A noite
Então , percebi que aquela noite era antiga e já acontecida , embora não vivida por mim. Dela conhecia –lhe a origem , a partir de um dia comum que a tivesse parido , como as noites de tantos dias eram reeditadas pelo vento e pela escuridão suave que se desprendia das amendoeiras .
Eu estava ali , mas não naquele lugar , minha presença apenas confirmaria o já acontecido, pois aquela noite já se havia esgotado e não o percebendo ainda , retornava procurando a mim , no banco da praça , desenhando sobre a areia ressequida do chão duro com um graveto fino , que ás vezes parecia adquirir vida própria (e depois se amedrontasse da própria ousadia , da não conformação á situação de graveto , guiado pelas minhas mãos um tanto desatentas e descuidadas) , traçando arabescos na quase poeira , enquanto a noite respirava e ofegava em sua paz azulada , uma noite para se domar cavalos em pelo ,fazendo-os correr pela branca areia do rio , seus cascos em cadência alternada com a minha respiração entusiasmada de tanto ar que me trazia o mundo .Ansiei por janelas que delimitassem os espaços saltitantes á minha frente ; puxava as rédeas , era obedecido , o devaneio também reduzia o tropel , tudo voltando a arabescos sobre a areia seca do chão duro .

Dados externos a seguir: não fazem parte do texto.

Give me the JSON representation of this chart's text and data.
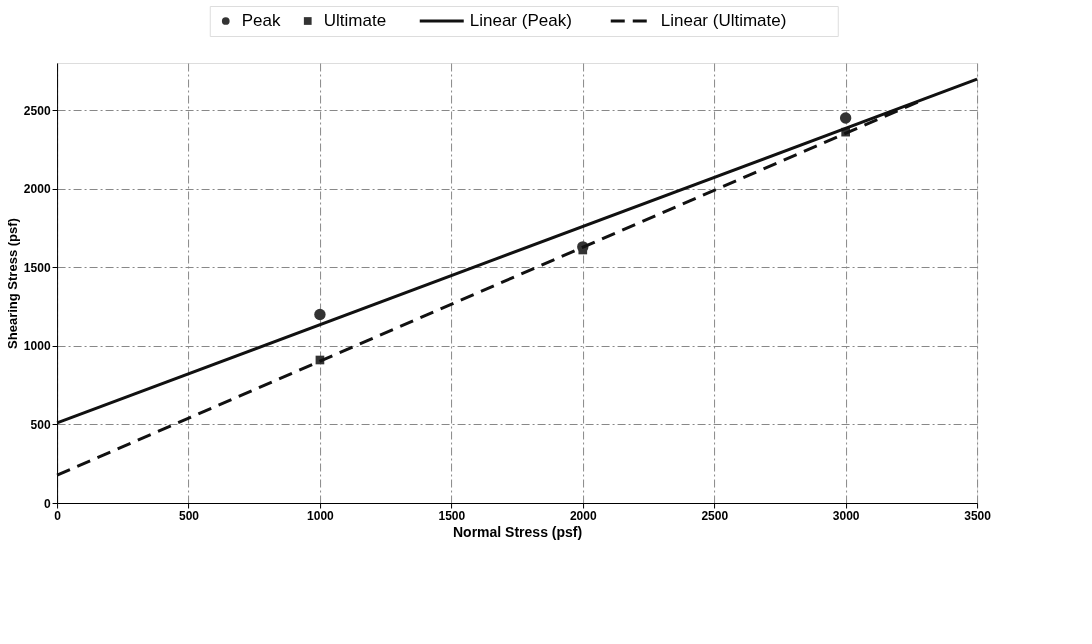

A solidão pedia – me parada , á margem direita do caminho . Cabisbaixa mas bem disposta (pelos olhos derramava sorrisos) ; deixei-a de mão erguida no ar , fazendo menção de tocar a cabeça do meu cavalo em movimento , fosse isto possível e desprovido de dificuldades aéreas e terrestres que me sopravam ao ouvido (suave á direita mais rude á esquerda) com força e nitidez .
Cavalgaria ao largo , erguendo o chicote bem acima da minha cabeça , apenas tocando as ancas do animal com uma leveza da qual ele gostaria , pelos tons brilhantes do suor ao luar . Passamos ainda pela branca margem do rio , até perceber que a noite já estava satisfeita e que se encerraria sob aquela brisa da qual perdera o medo , ao vadear o rio e tornar - se dia , cumprindo o seu destino.